J Cerebrovasc Endovasc Neurosurg.  2015 Sep;17(3):239-245. 10.7461/jcen.2015.17.3.239.

Reversible Cerebral Vasoconstriction Syndrome and Posterior Reversible Encephalopathy Syndrome Presenting with Deep Intracerebral Hemorrhage in Young Women

Affiliations
  • 1Department of Neurosurgery, Samsung Medical Center, Sungkyunkwan University School of Medicine, Seoul, Korea. yeonjay@naver.com

Abstract

Reversible cerebral vasoconstriction syndrome (RCVS) is a group of syndromes characterized by reversible segmental constriction of cerebral arteries. Posterior reversible encephalopathy syndrome (PRES) is another clinical-radiologic syndrome characterized by reversible, posterior-predominant brain edema. Although the exact causes of these reversible syndromes are poorly understood, these entities may share some common pathophysiologic elements leading to hemorrhagic strokes and rarely, deep intracerebral hemorrhage (ICH). Recent studies have suggested that endothelial dysfunction is a common pathophysiologic factor associated with these syndromes. We report on two young female patients who presented with deep ICH and were later diagnosed as RCVS and PRES. Both patients suffered from vasoconstriction and delayed ischemic stroke. Early detection of distinguishing clinical-radiologic features associated with these reversible syndromes and removing triggers would facilitate successful treatment with no complications.

Keyword

Cerebral vasospasm; Cerebral arteries; Cerebral hemorrhage; Posterior reversible encephalopathy syndrome (PRES)

MeSH Terms

Brain Edema
Cerebral Arteries
Cerebral Hemorrhage*
Constriction
Female
Humans
Posterior Leukoencephalopathy Syndrome*
Stroke
Vasoconstriction*
Vasospasm, Intracranial

Figure

  • Fig. 1 (A) Brain CT shows the isolated deep ICH in the right basal ganglia. (B) Brain CTA shows multifocal narrowing of distal MCA branches (arrows). CT = computed tomography; ICH = intracerebral hemorrhage; CTA = CT angiography; MCA = middle cerebral arteries.

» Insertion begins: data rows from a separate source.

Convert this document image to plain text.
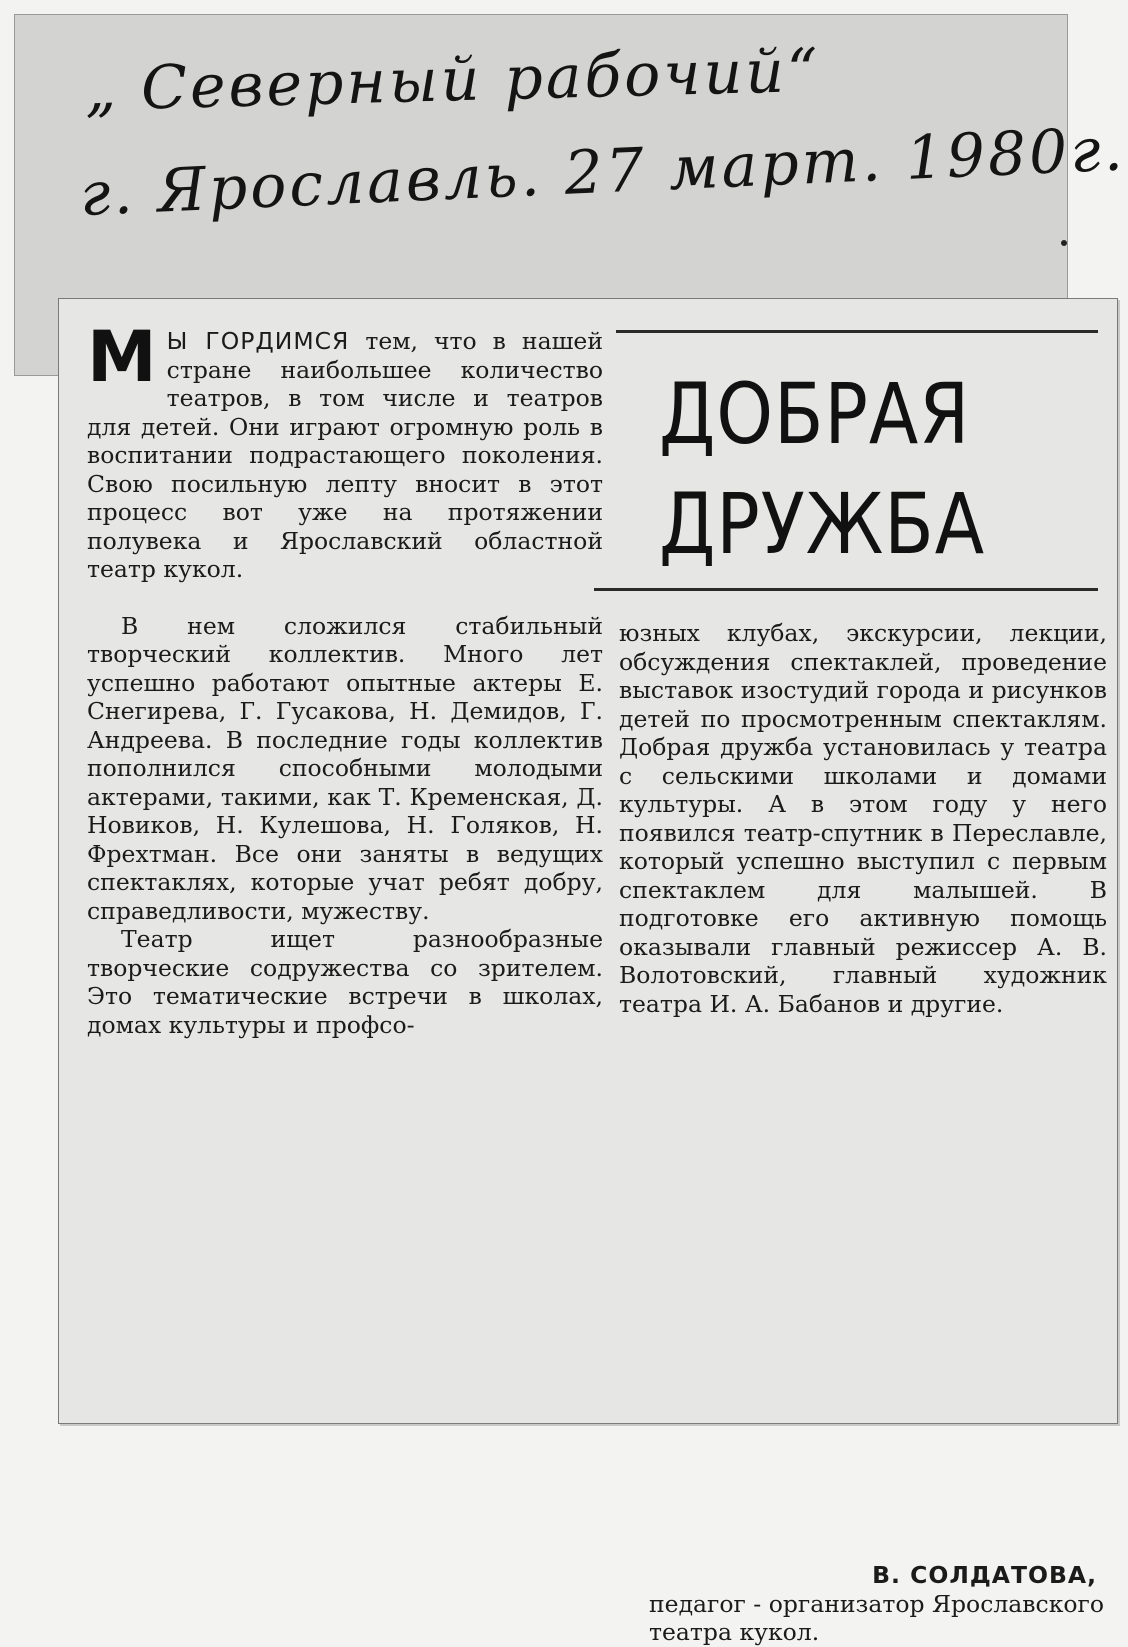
„ Северный рабочий“
г. Ярославль. 27 март. 1980г.

М Ы ГОРДИМСЯ тем, что в нашей стране наибольшее количество театров, в том числе и театров для детей. Они играют огромную роль в воспитании подрастающего поколения. Свою посильную лепту вносит в этот процесс вот уже на протяжении полувека и Ярославский областной театр кукол.

В нем сложился стабильный творческий коллектив. Много лет успешно работают опытные актеры Е. Снегирева, Г. Гусакова, Н. Демидов, Г. Андреева. В последние годы коллектив пополнился способными молодыми актерами, такими, как Т. Кременская, Д. Новиков, Н. Кулешова, Н. Голяков, Н. Фрехтман. Все они заняты в ведущих спектаклях, которые учат ребят добру, справедливости, мужеству.

Театр ищет разнообразные творческие содружества со зрителем. Это тематические встречи в школах, домах культуры и профсо-

ДОБРАЯ
ДРУЖБА

юзных клубах, экскурсии, лекции, обсуждения спектаклей, проведение выставок изостудий города и рисунков детей по просмотренным спектаклям. Добрая дружба установилась у театра с сельскими школами и домами культуры. А в этом году у него появился театр-спутник в Переславле, который успешно выступил с первым спектаклем для малышей. В подготовке его активную помощь оказывали главный режиссер А. В. Волотовский, главный художник театра И. А. Бабанов и другие.

В. СОЛДАТОВА,
педагог - организатор Ярославского театра кукол.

  • Fig. 2 MRI shows multifocal border zone infarctions. MRI = magnetic resonance imaging.

  • Fig. 3 (A) MRA shows the progression of multifocal vasoconstriction toward proximal cerebral arteries. (B) There is no wall enhancement of affected vessels on high resolution MR wall imaging. MRA = MR angiography; MR = magnetic resonance.

  • Fig. 4 Digital subtraction angiography demonstrates improving but residual vasoconstriction (arrows).

  • Fig. 5 Complete resolution of vasoconstriction is shown on 6-month follow-up MRA. MRA = MR angiography.

  • Fig. 6 (A) Brain CT shows deep ICH and associated IVH. Note the symmetrically scattered low density lesions in the bilateral basal ganglia and parietal lobes. (B) There is no vascular abnormality. CT = computed tomography; ICH = intracerebral hemorrhage; IVH = intraventricular hemorrhage.

  • Fig. 7 (A, B) T2 Fluid Attenuated Inversion Recovery (FLAIR) images (A) and apparent diffusion coefficient images (B) suggest vasogenic edema. (C) MRA is normal. MRA = MR angiography.

  • Fig. 8 (A) Follow-up MRI shows improved vasogenic edema. (B, C) Newly appeared multifocal stenoses are seen (B) with a new infarction (C). MRI = magnetic resonance imaging.

  • Fig. 9 Complete resolution of vasogenic edema and multifocal stenoses is shown on 3-month follow-up MRI (A) and MRA (B). MRI = magnetic resonance imaging; MRA = MR angiography.